I met my wife in a club called Vincie’s on Fifty-Ninth and California. Other than beer advertisements, the only real light in that place was a huge neon sign behind the bar, VINCIE’S, in hot-pink illuminated script. I would never have considered Blanca my type, but darkness changes a lot of things and alcohol changes even more. She was pretty, of course, stunning in a familiar kind of way, like you knew who she was, what street she was from, just by looking at her. I’d seen girls like this all my life. Girls that put up a front, a facade you had to scratch through to get to something real. She was sitting at the bar with two other women, and their ugliness seemed to make her stand out. I’d seen them before, all three of them. They were older, more experienced women, like they might really be there just for the drinks. That night I was with Gilbert and Diego, two friends I’d grown up with. I don’t know who had had more to drink, my future wife or myself. I don’t remember being that drunk, although she says that I was “wasted.” She was drunk enough. When Gilbert asked her friend to dance, the girl said she’d go only if Blanca went also. My wife claims to remember that night clearly. How I stumbled
when I led her out onto the dance floor. How I couldn’t keep the beat and kept holding my hands in the air like a flamenco dancer looking for style points. She still makes fun of me, when she’s in a good mood, after the kids are asleep. She giggles and whispers “Olé” in my ear. I remember things differently. I remember my wife telling me, “I’m only here to have fun. Don’t think
this is love.” And saying things like this so often it became silly, and we started laughing and telling each other we were “over before we started” and “you can keep the house” and “those kids are mine as much as they are yours.” All this while we moved on the dance floor. My wife is a beautiful drunk. Things make more sense to her then. Like at that party for her sister Junie’s eighteenth birthday. My wife sat next to me and had me taste her aunt Hilda’s mole. She kissed me and held her face next to mine for a long time. Then she asked me why I married her.
I told her I’d done it because she was “nothing special” and she seemed to understand what I meant even when I didn’t.
Or that time there was a party for her brother Robert when he finished army boot camp. That night she sat on my lap and put her arms around my neck. She fell asleep with her head on my shoulder and I had to carry her to the car while Robert carried Prince. “Later,” Robert said to me. “As long as you’re good to my sister.”
“I am,” I said.
He shook my hand and walked away. That was a year after we got married.
It’s when my wife is sober that things are slightly more difficult. Maybe reality hits then. Her job with the state—she hates answering phones. The homemade tattoo she has on her right hand, M4E—Marcus For Ever. I’ve told her we could get rid of it, and we’ve even gone so far as to ask the gynecologist—because that’s where we were when we thought of it.

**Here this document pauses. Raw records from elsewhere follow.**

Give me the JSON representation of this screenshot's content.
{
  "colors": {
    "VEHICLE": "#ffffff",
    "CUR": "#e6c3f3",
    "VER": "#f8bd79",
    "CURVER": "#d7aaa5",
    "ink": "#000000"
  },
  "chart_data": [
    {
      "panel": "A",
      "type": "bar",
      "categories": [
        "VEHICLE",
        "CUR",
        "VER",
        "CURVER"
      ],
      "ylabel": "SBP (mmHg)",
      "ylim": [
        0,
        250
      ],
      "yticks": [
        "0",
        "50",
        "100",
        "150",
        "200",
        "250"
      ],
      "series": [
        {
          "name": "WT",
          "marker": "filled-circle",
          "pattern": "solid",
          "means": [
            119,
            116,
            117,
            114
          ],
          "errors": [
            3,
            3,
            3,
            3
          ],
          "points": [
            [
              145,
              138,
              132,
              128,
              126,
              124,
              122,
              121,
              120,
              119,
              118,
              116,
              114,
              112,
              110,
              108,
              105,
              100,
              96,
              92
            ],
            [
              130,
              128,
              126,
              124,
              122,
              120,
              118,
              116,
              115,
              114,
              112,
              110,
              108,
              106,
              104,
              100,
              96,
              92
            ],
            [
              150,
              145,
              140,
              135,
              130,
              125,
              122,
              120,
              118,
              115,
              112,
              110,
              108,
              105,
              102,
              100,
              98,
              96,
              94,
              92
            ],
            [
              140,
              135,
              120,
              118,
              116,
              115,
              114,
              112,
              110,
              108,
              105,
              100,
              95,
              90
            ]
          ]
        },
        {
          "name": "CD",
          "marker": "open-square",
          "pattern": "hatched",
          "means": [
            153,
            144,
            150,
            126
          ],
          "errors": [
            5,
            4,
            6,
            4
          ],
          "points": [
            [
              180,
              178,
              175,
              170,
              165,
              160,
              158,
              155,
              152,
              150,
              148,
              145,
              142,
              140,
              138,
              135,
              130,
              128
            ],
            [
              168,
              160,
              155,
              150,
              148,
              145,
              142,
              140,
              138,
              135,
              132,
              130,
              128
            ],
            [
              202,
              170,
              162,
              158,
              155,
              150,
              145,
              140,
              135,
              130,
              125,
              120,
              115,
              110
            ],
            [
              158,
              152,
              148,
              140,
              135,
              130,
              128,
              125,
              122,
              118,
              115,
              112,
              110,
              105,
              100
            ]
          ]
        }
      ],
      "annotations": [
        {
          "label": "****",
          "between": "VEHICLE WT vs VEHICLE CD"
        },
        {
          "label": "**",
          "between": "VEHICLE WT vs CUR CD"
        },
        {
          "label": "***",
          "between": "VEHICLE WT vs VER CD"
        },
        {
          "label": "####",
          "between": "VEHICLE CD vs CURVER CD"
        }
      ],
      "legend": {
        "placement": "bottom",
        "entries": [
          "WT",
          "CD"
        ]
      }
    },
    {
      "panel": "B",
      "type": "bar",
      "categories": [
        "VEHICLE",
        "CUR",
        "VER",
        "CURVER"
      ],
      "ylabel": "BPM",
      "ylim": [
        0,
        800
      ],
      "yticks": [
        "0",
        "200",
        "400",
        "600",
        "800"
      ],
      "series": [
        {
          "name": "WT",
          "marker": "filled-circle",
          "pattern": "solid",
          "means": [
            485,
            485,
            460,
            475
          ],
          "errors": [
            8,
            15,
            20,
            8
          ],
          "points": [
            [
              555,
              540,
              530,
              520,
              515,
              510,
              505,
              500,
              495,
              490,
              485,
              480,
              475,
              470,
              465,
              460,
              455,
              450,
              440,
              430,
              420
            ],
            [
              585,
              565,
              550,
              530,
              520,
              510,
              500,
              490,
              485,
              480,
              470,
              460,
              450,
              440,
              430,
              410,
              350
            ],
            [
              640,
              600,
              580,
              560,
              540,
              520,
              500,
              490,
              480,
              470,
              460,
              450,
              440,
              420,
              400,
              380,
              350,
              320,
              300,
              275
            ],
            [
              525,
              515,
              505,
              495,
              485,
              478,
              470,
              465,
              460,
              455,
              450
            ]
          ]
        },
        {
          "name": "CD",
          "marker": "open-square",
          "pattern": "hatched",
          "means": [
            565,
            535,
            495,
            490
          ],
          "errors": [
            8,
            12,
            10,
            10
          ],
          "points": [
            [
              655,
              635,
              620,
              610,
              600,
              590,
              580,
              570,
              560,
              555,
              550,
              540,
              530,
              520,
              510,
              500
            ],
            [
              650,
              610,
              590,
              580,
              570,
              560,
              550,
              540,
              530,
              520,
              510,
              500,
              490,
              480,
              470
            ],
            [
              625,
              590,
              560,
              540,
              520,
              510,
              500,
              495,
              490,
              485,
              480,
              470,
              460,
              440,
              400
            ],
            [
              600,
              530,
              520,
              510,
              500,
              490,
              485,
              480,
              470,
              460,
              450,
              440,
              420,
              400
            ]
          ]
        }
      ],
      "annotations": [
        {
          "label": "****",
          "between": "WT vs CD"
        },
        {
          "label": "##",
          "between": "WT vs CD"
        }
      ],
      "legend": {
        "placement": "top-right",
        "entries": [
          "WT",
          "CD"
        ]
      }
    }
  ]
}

But with everything else going on, my wife’s tattoo doesn’t seem quite so important. Unless of course it’s late at night, and I am reading, and I see her asleep there on the couch, her hand draped across her belly. Marcus For Ever. My wife isn’t one to think of the future. I have come to accept that. She was born with nothing and it’s a struggle for her to think things could be any different. I don’t hold that against her.